- Born: Lubou Rodenko November 28, 1921 Sofia, Bulgaria
- Died: July 5, 2020 (aged 98) Southampton, New York
- Other names: Lubov Roudenko; Luba Rudenko; Luba Begazy
- Labels: Elite Juniors; Luba for Elite; Elite III by Luba;
- Awards: Coty Award, 1968

= Luba Marks =

Fashion designer (1921–2020)

Luba Marks (November 28, 1921 – July 5, 2020) was a Bulgarian-born French-American fashion designer of Russian descent specializing in sportswear from the 1950s to the 1980s. Prior to this, under the name Lubov Roudenko, she was a soloist for the Ballet Russe de Monte Carlo in the late 1930s and early 1940s, afterwards performing on Broadway throughout the 1940s.

==Early life==
Lubou Rodenko was born on 28 November 1921 in Sofia, Bulgaria, to Russian parents. Her father, Nicholas, had been an officer in the Russian Imperial Guard, and following the Russian Revolution, he and his wife became refugees while the rest of their family were killed. They moved to Paris, where Nicholas Rodenko ran a Russian restaurant until it was forced to close following the 1932 assassination of President Paul Doumer by a Russian émigré. Following this, the family relied on Luba's skill as a dancer to help them, with Luba later recollecting "There were times when I had to win first place in a contest so we could eat."

==Dancing==
In 1938 Rodenko was signed up to the Ballet Russe de Monte Carlo, where, at 17, she was their youngest soloist. Her stage name was Lubov Roudenko, and she was also popularly known as "Spitfire Lu-Lu." She had a can-can sequence in the 1938 ballet Gaîté Parisienne choreographed specially for her by Léonide Massine. She would later reprise this role in the 1941 Oscar-nominated short film The Gay Parisian. Whilst with the Ballets Russes, Rodenko was the subject of several drawings by Henri Matisse in 1939. Four of his portrait sketches of her are now in the Fogg Museum. Matisse also made a drawing of Rodenko in the ballet Rouge et Noir. While on tour with the Ballet Russe, Rodenko performed the role of the Cowgirl in the 1942 ballet Rodeo until the tour reached New York and Agnes de Mille, the original choreographer, reclaimed the role for herself. Disappointed by this, Rodenko quit the Ballets Russes, and took a better-paid job performing in a Broadway production of The Merry Widow. This production launched at the Majestic Theatre on 4 August 1943, with Rodenko and James Starbuck leading the character dances, including a comic polka and a can-can number. After this, Rodenko played Grisette in Nellie Bly, a short-lived 1946 musical based on the life of Nellie Bly, and then became a lead dancer for the 1946–1949 Broadway production of Annie Get Your Gun, but following a knee injury, decided to pursue a career in fashion design. She continued performing until 1951, appearing in the 1950–1951 Olsen and Johnson revue Pardon our French.

==Fashion==
Luba and her first husband, Richard Marks, a manufacturer of coats and suits, launched their new clothing company Elite Juniors, in 1957. Elite Jrs. was a middle-range firm producing high-style coats, suits and separates for a fifth of the expected price. Luba first caught the attention of the fashion press by successfully reinterpreting the classic Chanel suit for ready-to-wear. Her designs were cut slim-fitting, with narrow sleeves and no bust darts, meaning that her designs looked more elegant and desirably Parisian than those of her rivals in the ready-to-wear field. Luba was also noted as an early promoter of the woman's pantsuit in America, dedicating over half of her 1966 collection to this look. It was noted that some of her pantsuit designs came out before Yves Saint Laurent produced his own very similar designs.
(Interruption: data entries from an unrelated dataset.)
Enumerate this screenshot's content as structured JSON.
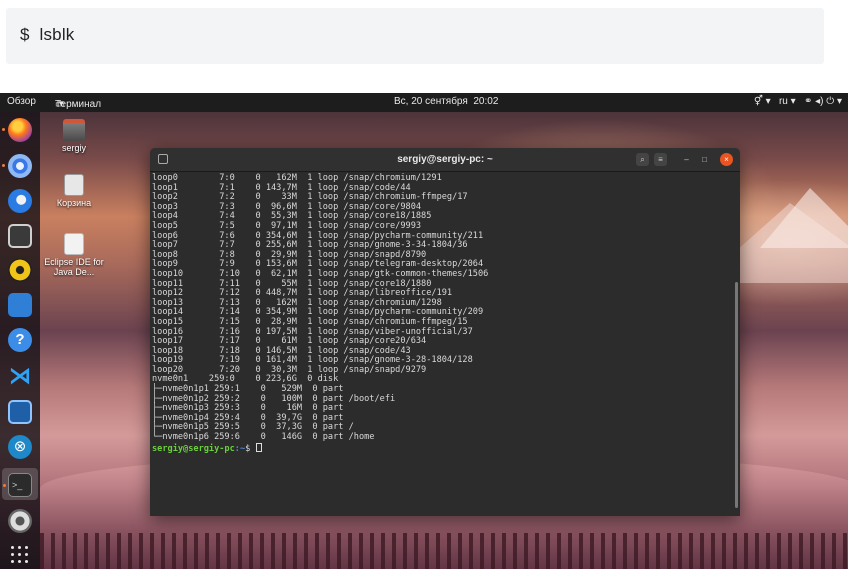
{
  "code_block": {
    "command": "$  lsblk"
  },
  "topbar": {
    "activities": "Обзор",
    "app_menu": "Терминал",
    "clock": "Вс, 20 сентября  20:02",
    "right_tray": "⚥ ▾   ru ▾   ⚭ ◂) ⏻ ▾"
  },
  "desktop": {
    "home_label": "sergiy",
    "trash_label": "Корзина",
    "eclipse_label": "Eclipse IDE for Java De..."
  },
  "dock": {
    "help_glyph": "?",
    "vscode_glyph": "⋊",
    "cross_glyph": "⊗",
    "term_glyph": ">_"
  },
  "terminal": {
    "title": "sergiy@sergiy-pc: ~",
    "lines": [
      "loop0        7:0    0   162M  1 loop /snap/chromium/1291",
      "loop1        7:1    0 143,7M  1 loop /snap/code/44",
      "loop2        7:2    0    33M  1 loop /snap/chromium-ffmpeg/17",
      "loop3        7:3    0  96,6M  1 loop /snap/core/9804",
      "loop4        7:4    0  55,3M  1 loop /snap/core18/1885",
      "loop5        7:5    0  97,1M  1 loop /snap/core/9993",
      "loop6        7:6    0 354,6M  1 loop /snap/pycharm-community/211",
      "loop7        7:7    0 255,6M  1 loop /snap/gnome-3-34-1804/36",
      "loop8        7:8    0  29,9M  1 loop /snap/snapd/8790",
      "loop9        7:9    0 153,6M  1 loop /snap/telegram-desktop/2064",
      "loop10       7:10   0  62,1M  1 loop /snap/gtk-common-themes/1506",
      "loop11       7:11   0    55M  1 loop /snap/core18/1880",
      "loop12       7:12   0 448,7M  1 loop /snap/libreoffice/191",
      "loop13       7:13   0   162M  1 loop /snap/chromium/1298",
      "loop14       7:14   0 354,9M  1 loop /snap/pycharm-community/209",
      "loop15       7:15   0  28,9M  1 loop /snap/chromium-ffmpeg/15",
      "loop16       7:16   0 197,5M  1 loop /snap/viber-unofficial/37",
      "loop17       7:17   0    61M  1 loop /snap/core20/634",
      "loop18       7:18   0 146,5M  1 loop /snap/code/43",
      "loop19       7:19   0 161,4M  1 loop /snap/gnome-3-28-1804/128",
      "loop20       7:20   0  30,3M  1 loop /snap/snapd/9279",
      "nvme0n1    259:0    0 223,6G  0 disk",
      "├─nvme0n1p1 259:1    0   529M  0 part",
      "├─nvme0n1p2 259:2    0   100M  0 part /boot/efi",
      "├─nvme0n1p3 259:3    0    16M  0 part",
      "├─nvme0n1p4 259:4    0  39,7G  0 part",
      "├─nvme0n1p5 259:5    0  37,3G  0 part /",
      "└─nvme0n1p6 259:6    0   146G  0 part /home"
    ],
    "prompt_user": "sergiy@sergiy-pc",
    "prompt_path": ":~",
    "prompt_symbol": "$ "
  },
  "colors": {
    "accent_close": "#e95420",
    "prompt_user": "#6ad03a",
    "prompt_path": "#4e86d8"
  }
}
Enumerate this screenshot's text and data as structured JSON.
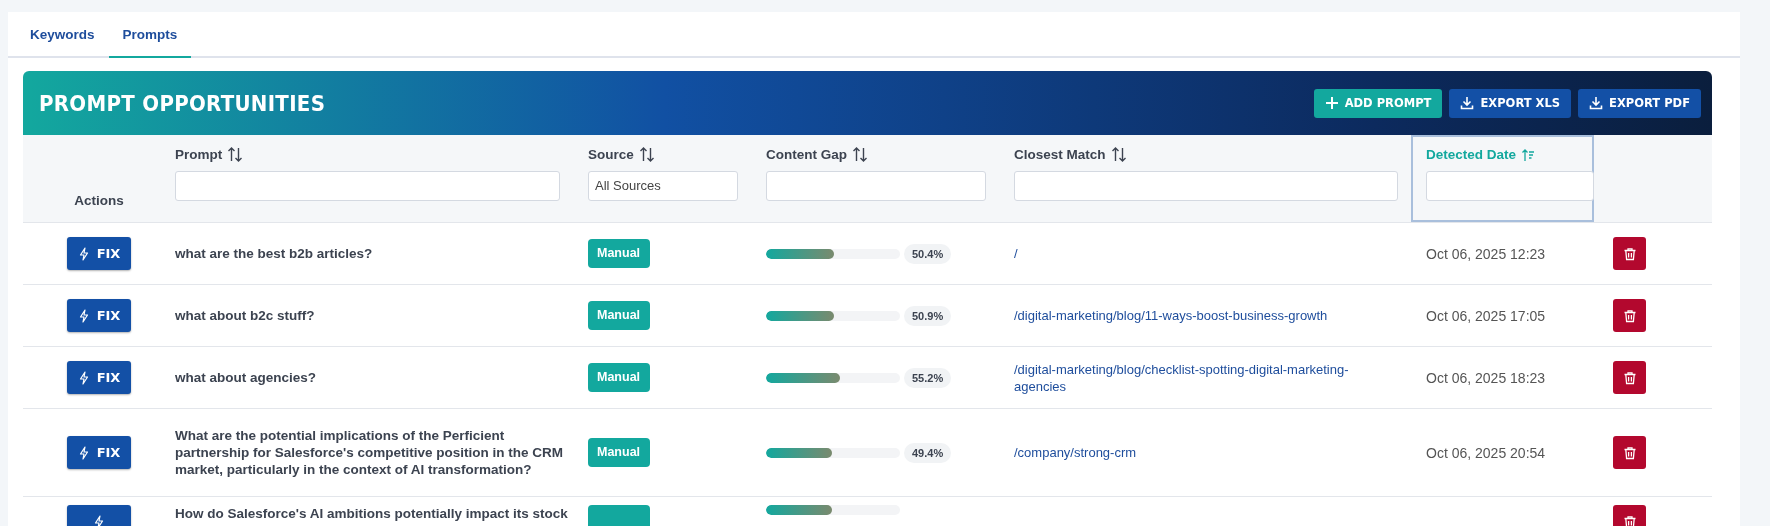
{
  "tabs": [
    {
      "label": "Keywords",
      "selected": false
    },
    {
      "label": "Prompts",
      "selected": true
    }
  ],
  "panel": {
    "title": "PROMPT OPPORTUNITIES",
    "buttons": [
      {
        "label": "ADD PROMPT",
        "kind": "add"
      },
      {
        "label": "EXPORT XLS",
        "kind": "export"
      },
      {
        "label": "EXPORT PDF",
        "kind": "export"
      }
    ]
  },
  "columns": [
    {
      "label": "Actions",
      "kind": "plain"
    },
    {
      "label": "Prompt",
      "kind": "text",
      "sorted": false
    },
    {
      "label": "Source",
      "kind": "select",
      "sorted": false,
      "value": "All Sources"
    },
    {
      "label": "Content Gap",
      "kind": "text",
      "sorted": false
    },
    {
      "label": "Closest Match",
      "kind": "text",
      "sorted": false
    },
    {
      "label": "Detected Date",
      "kind": "text",
      "sorted": true
    },
    {
      "kind": "none"
    }
  ],
  "rows": [
    {
      "action": "FIX",
      "prompt": "what are the best b2b articles?",
      "source": "Manual",
      "level": 0.504,
      "gap": "50.4%",
      "match": "/",
      "date": "Oct 06, 2025 12:23"
    },
    {
      "action": "FIX",
      "prompt": "what about b2c stuff?",
      "source": "Manual",
      "level": 0.509,
      "gap": "50.9%",
      "match": "/digital-marketing/blog/11-ways-boost-business-growth",
      "date": "Oct 06, 2025 17:05"
    },
    {
      "action": "FIX",
      "prompt": "what about agencies?",
      "source": "Manual",
      "level": 0.552,
      "gap": "55.2%",
      "match": "/digital-marketing/blog/checklist-spotting-digital-marketing-agencies",
      "date": "Oct 06, 2025 18:23"
    },
    {
      "action": "FIX",
      "prompt": "What are the potential implications of the Perficient partnership for Salesforce's competitive position in the CRM market, particularly in the context of AI transformation?",
      "source": "Manual",
      "level": 0.494,
      "gap": "49.4%",
      "match": "/company/strong-crm",
      "date": "Oct 06, 2025 20:54"
    },
    {
      "prompt": "How do Salesforce's AI ambitions potentially impact its stock",
      "level": 0.494
    }
  ]
}
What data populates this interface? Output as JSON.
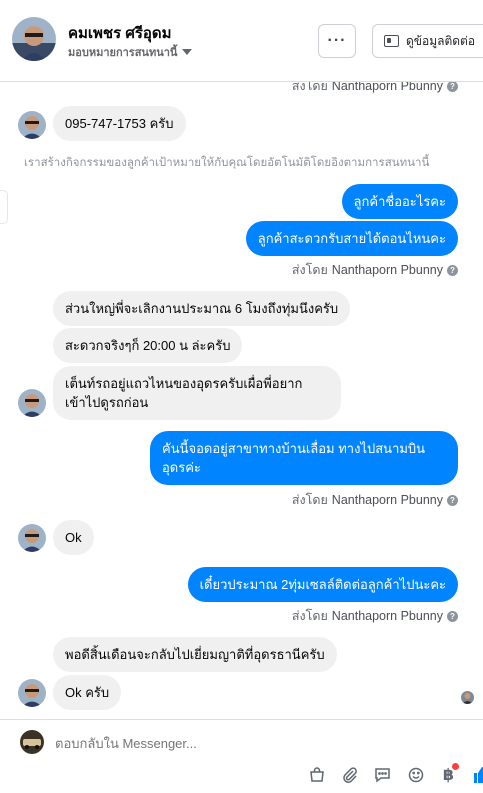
{
  "header": {
    "name": "คมเพชร ศรีอุดม",
    "assignment": "มอบหมายการสนทนานี้",
    "more_label": "···",
    "contact_label": "ดูข้อมูลติดต่อ"
  },
  "sent_by": {
    "prefix": "ส่งโดย",
    "name": "Nanthaporn Pbunny"
  },
  "messages": {
    "phone": "095-747-1753 ครับ",
    "system_note": "เราสร้างกิจกรรมของลูกค้าเป้าหมายให้กับคุณโดยอัตโนมัติโดยอิงตามการสนทนานี้",
    "out1": "ลูกค้าชื่ออะไรคะ",
    "out2": "ลูกค้าสะดวกรับสายได้ตอนไหนคะ",
    "in1": "ส่วนใหญ่พี่จะเลิกงานประมาณ 6 โมงถึงทุ่มนึงครับ",
    "in2": "สะดวกจริงๆก็ 20:00 น ล่ะครับ",
    "in3": "เต็นท์รถอยู่แถวไหนของอุดรครับเผื่อพี่อยาก เข้าไปดูรถก่อน",
    "out3": "คันนี้จอดอยู่สาขาทางบ้านเลื่อม ทางไปสนามบิน อุดรค่ะ",
    "in4": "Ok",
    "out4": "เดี๋ยวประมาณ 2ทุ่มเซลล์ติดต่อลูกค้าไปนะคะ",
    "in5": "พอดีสิ้นเดือนจะกลับไปเยี่ยมญาติที่อุดรธานีครับ",
    "in6": "Ok ครับ"
  },
  "composer": {
    "placeholder": "ตอบกลับใน Messenger..."
  },
  "colors": {
    "outgoing_bubble": "#0084ff",
    "incoming_bubble": "#f0f0f0",
    "like_icon": "#0084ff"
  }
}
In 1968, alongside George Halley, Luba Marks won the Coty Award for her womenswear. At the time it was reported that her clothes were worn by smart young women such as actress Jill St. John and singer Petula Clark, and younger women in politics such as Luci Nugent. Luba noted that her clientele's age range ran from 16 to 70.

By 1976 Elite Juniors had been acquired by Peabody House, and despite their marriage having broken down, the Markses were still working together successfully. That year Luba predicted that the business would turn over 7 to 8 million dollars, forecasting that this would rise to 12 million. She was still working in 1984, selling her coats and other designs through Bullock's and describing herself as trying to continue offering originality.

==Personal life==
Luba married her first husband, Richard Marks in 1948. Although the marriage eventually broke down and ended in divorce, the Markses continued to work together well into the 1970s. In September 1972, Luba met her second husband, George Begazy, soon after the completion of her home in Southampton, New York, which she had designed herself.

Luba Begazy died at home on 5 July 2020, aged 98.